Shanghai is promising to provide its residents with a better life through vigorously promoting high-quality public education services, offering sufficient high-skilled job opportunities, and enhancing the standard of elderly care services, local authorities announced at a press conference held by the city’s government.
Shanghai will add 3,000 public kindergarten nursery spots in 2025, according to Zhou Yaming, chief of Shanghai Education Committee.
Last year, the city increased 14,200 public kindergarten and community child-care quotas, as well as 23 new secondary schools.
The city aims to improve the overall quality of compulsory education, ensuring every local school is well run.

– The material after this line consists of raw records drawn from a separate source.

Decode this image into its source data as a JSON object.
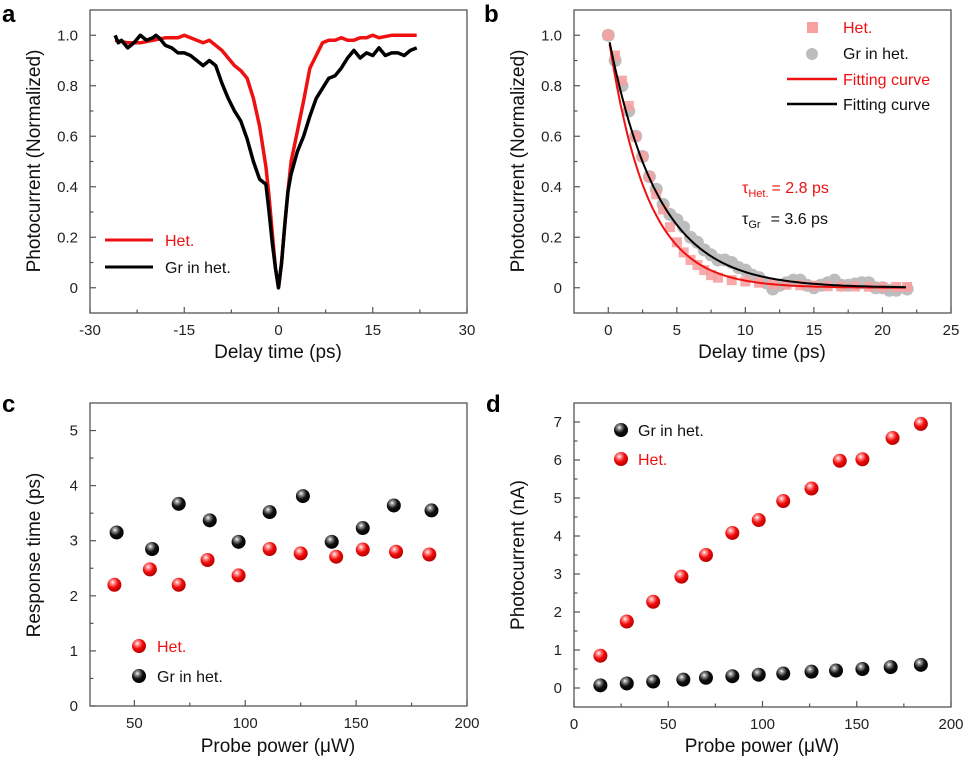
{
  "colors": {
    "het": "#ee1111",
    "gr": "#000000",
    "het_scatter_light": "#f7a0a0",
    "gr_scatter_light": "#bdbdbd"
  },
  "chart_data": [
    {
      "id": "a",
      "panel_label": "a",
      "type": "line",
      "title": "",
      "xlabel": "Delay time (ps)",
      "ylabel": "Photocurrent (Normalized)",
      "xlim": [
        -30,
        30
      ],
      "ylim": [
        -0.1,
        1.1
      ],
      "xticks": [
        -30,
        -15,
        0,
        15,
        30
      ],
      "xtick_labels": [
        "-30",
        "-15",
        "0",
        "15",
        "30"
      ],
      "yticks": [
        0,
        0.2,
        0.4,
        0.6,
        0.8,
        1.0
      ],
      "ytick_labels": [
        "0",
        "0.2",
        "0.4",
        "0.6",
        "0.8",
        "1.0"
      ],
      "legend_position": "bottom-left",
      "series": [
        {
          "name": "Het.",
          "color_key": "het",
          "x": [
            -26,
            -24,
            -22,
            -20,
            -18,
            -16,
            -15,
            -14,
            -12,
            -11,
            -10,
            -9,
            -8,
            -7,
            -6,
            -5,
            -4,
            -3,
            -2,
            -1.5,
            -1,
            -0.5,
            0,
            0.5,
            1,
            1.5,
            2,
            3,
            4,
            5,
            6,
            7,
            8,
            9,
            10,
            11,
            12,
            13,
            14,
            15,
            16,
            18,
            20,
            22
          ],
          "y": [
            0.98,
            0.97,
            0.97,
            0.98,
            0.99,
            0.99,
            1.0,
            0.99,
            0.97,
            0.98,
            0.96,
            0.94,
            0.91,
            0.88,
            0.86,
            0.83,
            0.75,
            0.64,
            0.48,
            0.36,
            0.22,
            0.08,
            0.0,
            0.1,
            0.25,
            0.38,
            0.5,
            0.62,
            0.74,
            0.87,
            0.92,
            0.97,
            0.98,
            0.98,
            0.99,
            0.98,
            0.98,
            0.99,
            0.99,
            1.0,
            0.99,
            1.0,
            1.0,
            1.0
          ]
        },
        {
          "name": "Gr in het.",
          "color_key": "gr",
          "x": [
            -26,
            -25.5,
            -25,
            -24,
            -23,
            -22,
            -21,
            -20,
            -19.5,
            -19,
            -18,
            -17,
            -16,
            -15,
            -14,
            -13,
            -12,
            -11,
            -10,
            -9,
            -8,
            -7,
            -6,
            -5,
            -4,
            -3,
            -2,
            -1.5,
            -1,
            -0.5,
            0,
            0.5,
            1,
            1.5,
            2,
            3,
            4,
            5,
            6,
            7,
            8,
            9,
            10,
            11,
            12,
            13,
            14,
            15,
            16,
            17,
            18,
            19,
            20,
            21,
            22
          ],
          "y": [
            1.0,
            0.97,
            0.98,
            0.95,
            0.97,
            1.0,
            0.98,
            0.99,
            1.0,
            0.99,
            0.96,
            0.95,
            0.93,
            0.93,
            0.92,
            0.9,
            0.88,
            0.9,
            0.88,
            0.81,
            0.75,
            0.7,
            0.66,
            0.59,
            0.5,
            0.43,
            0.41,
            0.3,
            0.18,
            0.08,
            0.0,
            0.1,
            0.25,
            0.38,
            0.45,
            0.54,
            0.6,
            0.68,
            0.75,
            0.79,
            0.83,
            0.84,
            0.87,
            0.91,
            0.94,
            0.91,
            0.93,
            0.92,
            0.95,
            0.92,
            0.93,
            0.93,
            0.92,
            0.94,
            0.95
          ]
        }
      ]
    },
    {
      "id": "b",
      "panel_label": "b",
      "type": "scatter",
      "title": "",
      "xlabel": "Delay time (ps)",
      "ylabel": "Photocurrent (Normalized)",
      "xlim": [
        -2.5,
        25
      ],
      "ylim": [
        -0.1,
        1.1
      ],
      "xticks": [
        0,
        5,
        10,
        15,
        20,
        25
      ],
      "xtick_labels": [
        "0",
        "5",
        "10",
        "15",
        "20",
        "25"
      ],
      "yticks": [
        0,
        0.2,
        0.4,
        0.6,
        0.8,
        1.0
      ],
      "ytick_labels": [
        "0",
        "0.2",
        "0.4",
        "0.6",
        "0.8",
        "1.0"
      ],
      "legend_position": "top-right",
      "series": [
        {
          "name": "Het.",
          "kind": "data-squares",
          "color_key": "het_scatter_light",
          "x": [
            0,
            0.5,
            1,
            1.5,
            2,
            2.5,
            3,
            3.5,
            4,
            4.5,
            5,
            5.5,
            6,
            6.5,
            7,
            7.5,
            8,
            9,
            10,
            11,
            12,
            13,
            14,
            15,
            16,
            17,
            18,
            19,
            20,
            21,
            21.8
          ],
          "y": [
            1.0,
            0.92,
            0.82,
            0.72,
            0.6,
            0.52,
            0.44,
            0.37,
            0.31,
            0.24,
            0.18,
            0.14,
            0.11,
            0.09,
            0.07,
            0.05,
            0.04,
            0.03,
            0.025,
            0.02,
            0.015,
            0.012,
            0.01,
            0.008,
            0.006,
            0.005,
            0.005,
            0.004,
            0.003,
            0.003,
            0.003
          ]
        },
        {
          "name": "Gr in het.",
          "kind": "data-circles",
          "color_key": "gr_scatter_light",
          "x": [
            0,
            0.5,
            1,
            1.5,
            2,
            2.5,
            3,
            3.5,
            4,
            4.5,
            5,
            5.5,
            6,
            6.5,
            7,
            7.5,
            8,
            8.5,
            9,
            9.5,
            10,
            10.5,
            11,
            11.5,
            12,
            12.5,
            13,
            13.5,
            14,
            14.5,
            15,
            15.5,
            16,
            16.5,
            17,
            17.5,
            18,
            18.5,
            19,
            19.5,
            20,
            20.5,
            21,
            21.8
          ],
          "y": [
            1.0,
            0.9,
            0.8,
            0.7,
            0.6,
            0.52,
            0.44,
            0.39,
            0.33,
            0.29,
            0.27,
            0.24,
            0.2,
            0.18,
            0.15,
            0.13,
            0.11,
            0.11,
            0.1,
            0.08,
            0.07,
            0.05,
            0.04,
            0.02,
            -0.005,
            0.01,
            0.02,
            0.03,
            0.03,
            0.01,
            0.0,
            0.01,
            0.02,
            0.03,
            0.01,
            0.01,
            0.015,
            0.02,
            0.02,
            0.0,
            0.0,
            -0.01,
            -0.01,
            -0.005
          ]
        },
        {
          "name": "Fitting curve",
          "kind": "fit-line",
          "color_key": "het",
          "tau_ps": 2.8
        },
        {
          "name": "Fitting curve",
          "kind": "fit-line",
          "color_key": "gr",
          "tau_ps": 3.6
        }
      ],
      "annotations": [
        {
          "symbol": "τ",
          "subscript": "Het.",
          "text": "= 2.8 ps",
          "color_key": "het"
        },
        {
          "symbol": "τ",
          "subscript": "Gr",
          "text": "= 3.6 ps",
          "color_key": "gr"
        }
      ]
    },
    {
      "id": "c",
      "panel_label": "c",
      "type": "scatter",
      "title": "",
      "xlabel": "Probe power (μW)",
      "ylabel": "Response time (ps)",
      "xlim": [
        30,
        200
      ],
      "ylim": [
        0,
        5.5
      ],
      "xticks": [
        50,
        100,
        150,
        200
      ],
      "xtick_labels": [
        "50",
        "100",
        "150",
        "200"
      ],
      "yticks": [
        0,
        1,
        2,
        3,
        4,
        5
      ],
      "ytick_labels": [
        "0",
        "1",
        "2",
        "3",
        "4",
        "5"
      ],
      "legend_position": "bottom-left",
      "series": [
        {
          "name": "Het.",
          "color_key": "het",
          "x": [
            41,
            57,
            70,
            83,
            97,
            111,
            125,
            141,
            153,
            168,
            183
          ],
          "y": [
            2.2,
            2.48,
            2.2,
            2.65,
            2.37,
            2.85,
            2.77,
            2.71,
            2.84,
            2.8,
            2.75
          ]
        },
        {
          "name": "Gr in het.",
          "color_key": "gr",
          "x": [
            42,
            58,
            70,
            84,
            97,
            111,
            126,
            139,
            153,
            167,
            184
          ],
          "y": [
            3.15,
            2.85,
            3.67,
            3.37,
            2.98,
            3.52,
            3.81,
            2.98,
            3.23,
            3.64,
            3.55
          ]
        }
      ]
    },
    {
      "id": "d",
      "panel_label": "d",
      "type": "scatter",
      "title": "",
      "xlabel": "Probe power (μW)",
      "ylabel": "Photocurrent (nA)",
      "xlim": [
        0,
        200
      ],
      "ylim": [
        -0.5,
        7.5
      ],
      "xticks": [
        0,
        50,
        100,
        150,
        200
      ],
      "xtick_labels": [
        "0",
        "50",
        "100",
        "150",
        "200"
      ],
      "yticks": [
        0,
        1,
        2,
        3,
        4,
        5,
        6,
        7
      ],
      "ytick_labels": [
        "0",
        "1",
        "2",
        "3",
        "4",
        "5",
        "6",
        "7"
      ],
      "legend_position": "top-left",
      "series": [
        {
          "name": "Gr in het.",
          "color_key": "gr",
          "x": [
            14,
            28,
            42,
            58,
            70,
            84,
            98,
            111,
            126,
            139,
            153,
            168,
            184
          ],
          "y": [
            0.07,
            0.12,
            0.17,
            0.22,
            0.27,
            0.31,
            0.35,
            0.38,
            0.43,
            0.46,
            0.5,
            0.55,
            0.61
          ]
        },
        {
          "name": "Het.",
          "color_key": "het",
          "x": [
            14,
            28,
            42,
            57,
            70,
            84,
            98,
            111,
            126,
            141,
            153,
            169,
            184
          ],
          "y": [
            0.85,
            1.75,
            2.27,
            2.93,
            3.5,
            4.08,
            4.42,
            4.92,
            5.25,
            5.98,
            6.02,
            6.58,
            6.95
          ]
        }
      ]
    }
  ]
}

Students will have at least 2 hours of exercise both inside and outside school each day this year.
The city will also establish a mechanism for analyzing talent demand based on the needs of economic and social development. It will reform the cultivation models for top innovative talents, high-quality applied talents, and technical and skilled talents.
Shanghai will also make efforts to matching suitable positions for fresh graduates in 2025, according to Yang Jiaying, director to Shanghai Human Resources and Social Security Bureau.

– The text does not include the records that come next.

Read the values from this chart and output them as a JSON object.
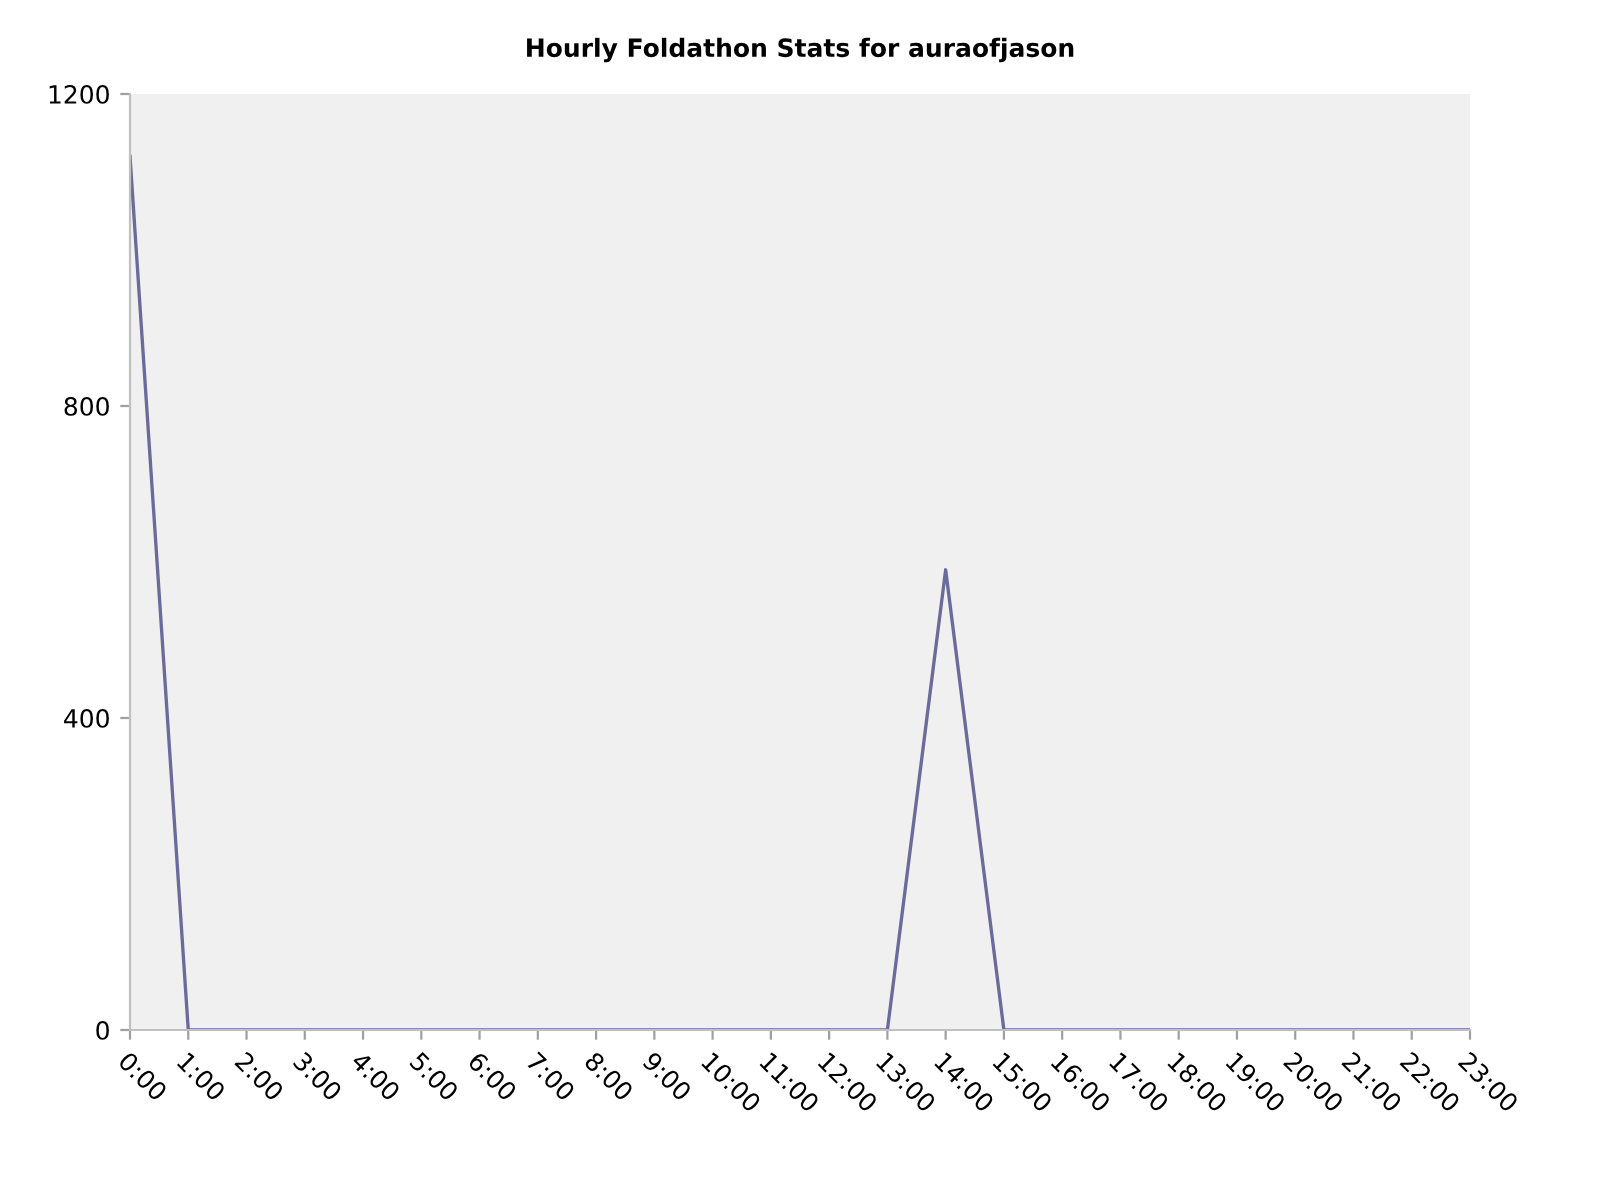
{
  "chart_data": {
    "type": "line",
    "title": "Hourly Foldathon Stats for auraofjason",
    "categories": [
      "0:00",
      "1:00",
      "2:00",
      "3:00",
      "4:00",
      "5:00",
      "6:00",
      "7:00",
      "8:00",
      "9:00",
      "10:00",
      "11:00",
      "12:00",
      "13:00",
      "14:00",
      "15:00",
      "16:00",
      "17:00",
      "18:00",
      "19:00",
      "20:00",
      "21:00",
      "22:00",
      "23:00"
    ],
    "series": [
      {
        "color": "#6b6b9b",
        "values": [
          1120,
          0,
          0,
          0,
          0,
          0,
          0,
          0,
          0,
          0,
          0,
          0,
          0,
          0,
          590,
          0,
          0,
          0,
          0,
          0,
          0,
          0,
          0,
          0
        ]
      }
    ],
    "ylim": [
      0,
      1200
    ],
    "yticks": [
      0,
      400,
      800,
      1200
    ],
    "marker": "none",
    "line_style": "solid"
  }
}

The number of university graduates in Shanghai is expected to reach 246,000 this year.
“Shanghai will create jobs according to local conditions, and offer detailed real-name services including career guidance, skill enhancement, and job matching,” Yang said.
The city will create over 600,000 new jobs in 2025.
During the “14th Five-Year Plan” period, the city aims to cultivate additional 200,000 highly skilled talents and help more people enjoy their careers and love to live in Shanghai, according to Yang.
Shanghai is also striving to ensure that its residents have support in their old age, Jiang Rui, director of Shanghai Civil Affairs Bureau, said.
The city has put the construction of elderly care beds in its practical projects for 27 consecutive years. Currently, the city has a total of 176,000 elderly care beds, which is a sufficient quantity.
The city has also established 405 community canteens, bringing more than 140 social catering enterprises into the elderly meal assistance network.
Shanghai is also focusing on advancing the skill level of the elderly care service team. Over the past two years, significant efforts have been made to strengthen vocational skills training for elderly care workers. Currently, the qualified rate of elderly care workers in the city has reached 82 percent, with the proportion of those at the intermediate level or above increasing to 20 percent, Jiang said.